Da una costola del cyberpunk
Se i precursori del genere sono già individuabili negli anni Sessanta e Settanta, il termine steampunk è stato coniato nemmeno tre decenni fa, probabilmente da K. W. Jeter. Alla fine degli anni Ottanta lo scrittore americano, nella lettera di accompagnamento a un suo romanzo (Morlock Night, 1979), inviato a una rivista di fantascienza, dichiara di ritenere che “le fantasie vittoriane siano prossime a diventare la prossima grande cosa” («Victorian fantasies are going to be the next big thing») e per etichettare il fenomeno, riferendosi a sé ma anche a Tim Powers (The Anubis Gates, 1983) e a James P. Blaylock (Homunculus, 1986), pensa proprio alla possibilità di utilizzare la parola steampunk: «Something based on the appropriate technology of the era; like ‘steampunks’, perhaps» (“Locus Magazine”, num. 315, aprile 1987).

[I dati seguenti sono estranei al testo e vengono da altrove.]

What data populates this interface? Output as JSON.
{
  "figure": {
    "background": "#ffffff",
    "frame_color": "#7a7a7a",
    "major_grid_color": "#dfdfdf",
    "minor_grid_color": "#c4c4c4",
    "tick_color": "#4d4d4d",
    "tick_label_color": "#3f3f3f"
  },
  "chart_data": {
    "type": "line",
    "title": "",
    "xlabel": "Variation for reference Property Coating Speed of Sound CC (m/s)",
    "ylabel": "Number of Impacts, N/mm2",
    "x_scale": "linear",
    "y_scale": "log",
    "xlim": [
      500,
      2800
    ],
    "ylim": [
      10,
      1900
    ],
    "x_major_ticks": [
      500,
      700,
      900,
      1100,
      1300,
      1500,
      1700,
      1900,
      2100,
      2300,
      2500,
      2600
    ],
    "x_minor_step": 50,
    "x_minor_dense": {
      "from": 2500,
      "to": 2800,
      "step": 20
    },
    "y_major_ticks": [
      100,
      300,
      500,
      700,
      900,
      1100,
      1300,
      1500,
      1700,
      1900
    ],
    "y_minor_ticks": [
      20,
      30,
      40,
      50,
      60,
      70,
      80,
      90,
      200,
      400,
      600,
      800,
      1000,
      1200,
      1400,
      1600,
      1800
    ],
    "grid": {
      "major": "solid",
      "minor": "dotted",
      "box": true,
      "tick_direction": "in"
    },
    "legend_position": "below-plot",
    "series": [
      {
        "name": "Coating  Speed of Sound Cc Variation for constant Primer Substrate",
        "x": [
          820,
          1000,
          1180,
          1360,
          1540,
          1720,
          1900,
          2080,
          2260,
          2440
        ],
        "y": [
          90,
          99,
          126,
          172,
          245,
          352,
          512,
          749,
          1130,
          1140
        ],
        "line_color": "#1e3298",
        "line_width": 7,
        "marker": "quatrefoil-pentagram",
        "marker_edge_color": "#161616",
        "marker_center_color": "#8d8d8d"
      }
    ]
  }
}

Al tempo Jeter, Powers e Blaylock, come William Gibson (a partire da Neuromancer, 1984) e Bruce Sterling, Michael Swanwick e Walter Jon Williams, esploravano «the futuristic commingling of human being and computer in their “cyberpunk” novels and stories» (Michael Berry, Wacko Victorian Fantasy Follows ‘Cyberpunk’ Mold, “The San Francisco Chronicle”, 25 giugno 1987). Sarebbe diventato un cult del “punk a vapore”, d’altronde, proprio un romanzo di Gibson e Sterling: The Difference Engine (1990). Il protagonista, Charles Babbage, è il matematico e filosofo inglese (1791-1871) che aveva accarezzato a lungo l’idea di riuscire a progettare una macchina analitica, un protocalcolatore in grado di eseguire qualunque calcolo.
Quel sogno, in The Difference Engine, diventa realtà.